Wednesday, 23 February 2011

would sadam have fallen like mubarak?

the frequently excellent Charlotte Gore with a unique take on every bloggers current fave - the middle east / north africa uprisings; 

"the necessity of Invasion to bring down Saddam Hussain, for example, provokes a certain bitter feeling of irony. If we’d waited ten years, would the Iraqi people have brought him down themselves? Would they have done it peacefully, without the needless deaths and the ruin of critical infrastructure?
These are the sorts of questions that the West should be asking itself now – what future does ‘liberal intervention’ have in a world where people can – and do – bring down their own Dictators?"

just imagine that eh? some figures we might have saved on the Iraq war revealed with a few seconds on google are  £2000 per second!  £1bn per year! $5tn overall! it costs the US $4681 per household; $1721 per person and $341.4 million per day! (btw as i frequently bang on - this is only possible with the cognitive dissonance of the state. noone seems to think that they will pay this price. if we lived in free market libertopia and a financier approached you with an amazing oil exploration investment opportunity that would cost you $5tn you would tell em to fuck off even if you could find enough people to share that 5tn with to bring it anywhere near $4681 and in either case the returns do not come anywhere close to even recouping the $5tn expense. its only worth it if you can externalise costs and internalise profits - the state has developed this racket par excellence) 
even my tight fisted preoccupation with money cannot ignore the loss of human life that could have been avoided on every side if we had simply kept our beak out of it and IF (admittedly a gigantic and hindsight-ical IF) this sweep of uprisings had successfully taken hold in Iraq. (if states had make monetary restitution of the subjective value a family would place on the loss of their loved one's life then this $5tn figure would require new -illion words to be invented)
But perhaps this further adds to the overwhelming argument that Iraq1 and 2 were not ‘liberal interventions’. effort number 1 made feck all positive difference to the iraqis or the kurds that we were promised it was all about. fuck up number 2 finished what daddy started but seems highly dubious as to its humanitarian liberal motivations. 
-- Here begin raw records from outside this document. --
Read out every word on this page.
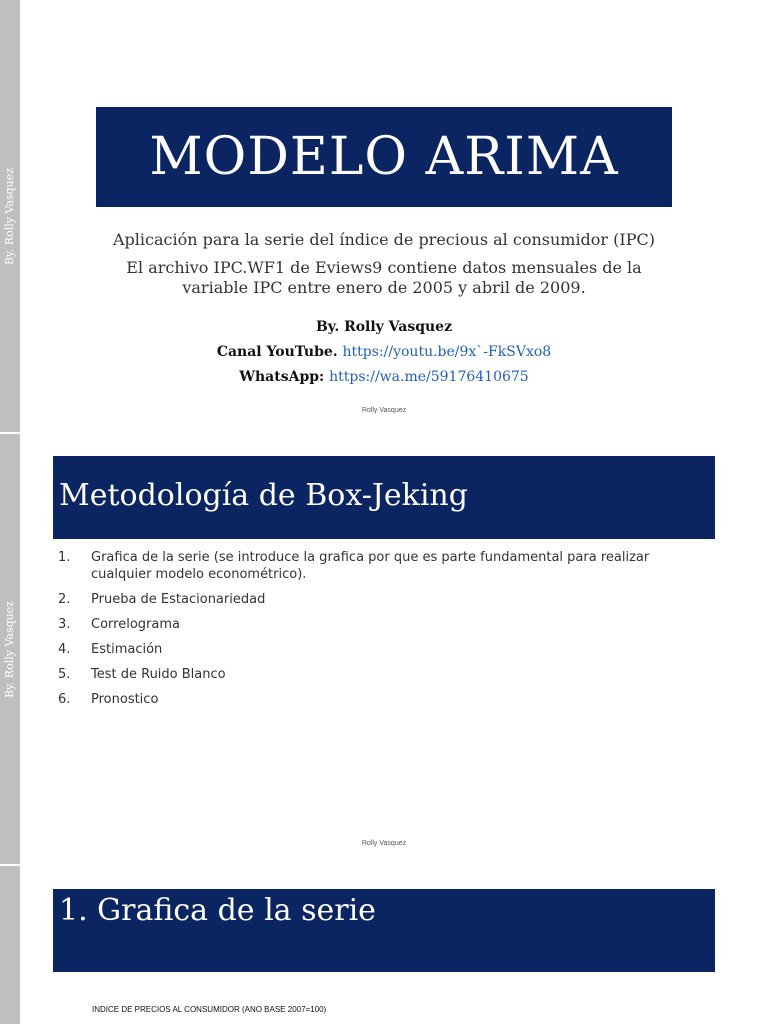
By. Rolly Vasquez
By. Rolly Vasquez
MODELO ARIMA
Aplicación para la serie del índice de precious al consumidor (IPC)
El archivo IPC.WF1 de Eviews9 contiene datos mensuales de la
variable IPC entre enero de 2005 y abril de 2009.
By. Rolly Vasquez
Canal YouTube. https://youtu.be/9x`-FkSVxo8
WhatsApp: https://wa.me/59176410675
Rolly Vasquez
Metodología de Box-Jeking
1.	Grafica de la serie (se introduce la grafica por que es parte fundamental para realizar
cualquier modelo econométrico).
2.	Prueba de Estacionariedad
3.	Correlograma
4.	Estimación
5.	Test de Ruido Blanco
6.	Pronostico
Rolly Vasquez
1. Grafica de la serie
INDICE DE PRECIOS AL CONSUMIDOR (ANO BASE 2007=100)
what the trillion dollar, laser guided cheyney/rumsfeld haliburton corporate imperialism failed to bring to the iraqis, the egyptians managed with twitter. the neocon interventionists promised it was all about enduring freedom and yet failed to achieve that even with the most overwhelming resources of history. perhaps this failure can be more easily understood if we take the obvious view that US hawks were not trying to spread liberal democracy. look at it empirically as jesus molyneux tells us - there is no liberal democracy or stable security but there is oil extraction and lucrative contracts galore - follow the money.

we should be able to recognise this sort of corporate profiteering expedition with losses externalised onto a state military - we invented it! If the corporate megaliths of the US state, intertwined as they are with the apparatus of coercive power to the point of indiscernibility, arent comparable to the good ole East India Company and British South Africa Company then perhaps bush snr's New World Order doctrine really is all kittens and puppies, democratic peace theory and humanitarian intervention.